We are trying to outer join several csv files, each containing two columns. The column we're joining on (NMI, which we make the index) is a unique identifier and mostly overlaps between each file (each file represents a day), but sometimes certain days will have more or less than others.
When we do the first join, everything looks normal, and each of the two daily columns have the same number of values as their .csv files.
file1_pri.count()
HCT 477358
NMI 477358
dtype: int64
file2_pri.count()
HCT 1548030
NMI 1548030
dtype: int64
file1_pri.set_index('NMI', inplace = True)
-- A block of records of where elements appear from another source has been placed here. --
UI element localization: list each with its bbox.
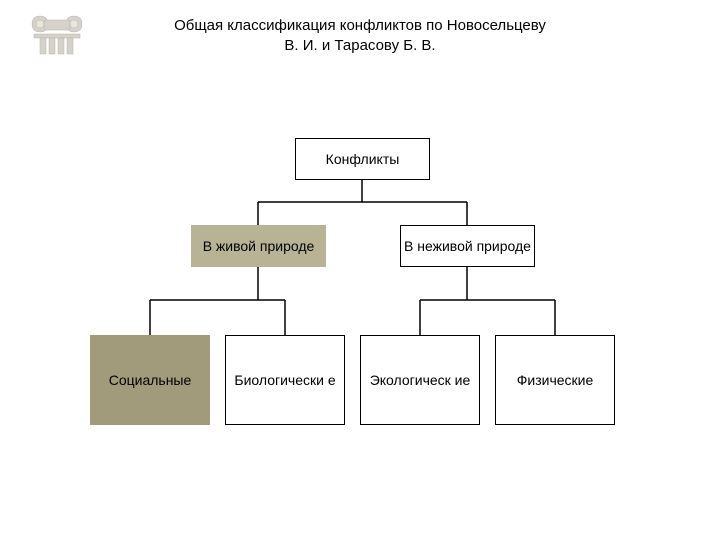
node-social: Социальные [90,335,210,425]
node-living: В живой природе [191,225,326,267]
node-eco: Экологическ ие [360,335,480,425]
classification-tree: Конфликты В живой природе В неживой природ… [0,0,720,540]
tree-connectors [0,0,720,540]
node-nonliv: В неживой природе [400,225,535,267]
node-root: Конфликты [295,138,430,180]
node-phys: Физические [495,335,615,425]
node-bio: Биологически е [225,335,345,425]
file2_pri.set_index('NMI', inplace = True)
file1_pri.count()
HCT 477358
dtype: int64
file2_pri.count()
HCT 1548030
dtype: int64
combined_file = file1_pri.join(file2_pri,
how = 'outer',
on = 'NMI',
lsuffix = '_day1',
rsuffix = '_day2')
combined_file.count()
NMI 1605303
HCT_day1 477594
HCT_day2 1548391
dtype: int64
combined_file.set_index('NMI', inplace = True)
combined_file.count()
HCT_day1 477594
HCT_day2 1548391
dtype: int64
However, after joining all of the csv files, two of them (the files with the least # of records, Day 1 & Day 8) cause memory issues because they have somehow grown to ~100x their actual size, and we're not sure why.
counter = 2
for file in csv_files.csv_filename[2:]:
file_df = pd.read_csv(file,
usecols=['NMI',
'HCT'])
file_pri.set_index('NMI', inplace = True)
print(file_pri.count())
combined_file = combined_file.join(file_pri,
how = 'outer',
on = 'NMI',
lsuffix = '',
rsuffix = '_day'+str(dates3[counter]))
counter += 1
combined_file.set_index('NMI', inplace = True)
combined_file.count()
HCT_day1 474331493
HCT_day2 1556243
HCT_day3 1583076
HCT_day4 1587760
HCT_day5 1488439
HCT_day6 1594631
HCT_day7 1466769
HCT_day8 474313590
HCT_day9 1570717
dtype: int64
We expected Day 1 to contain 477594 values instead of 474331493 and Day 8 to contain 462960 values instead of 474313590. The memory consumption every time the script joins these two csv files is near max of our PC's RAM at ~31.7 GB (99% of total RAM). We had originally been using merge instead of join, but that kept failing due to memory errors, so that's why we switched to join (to be more efficient).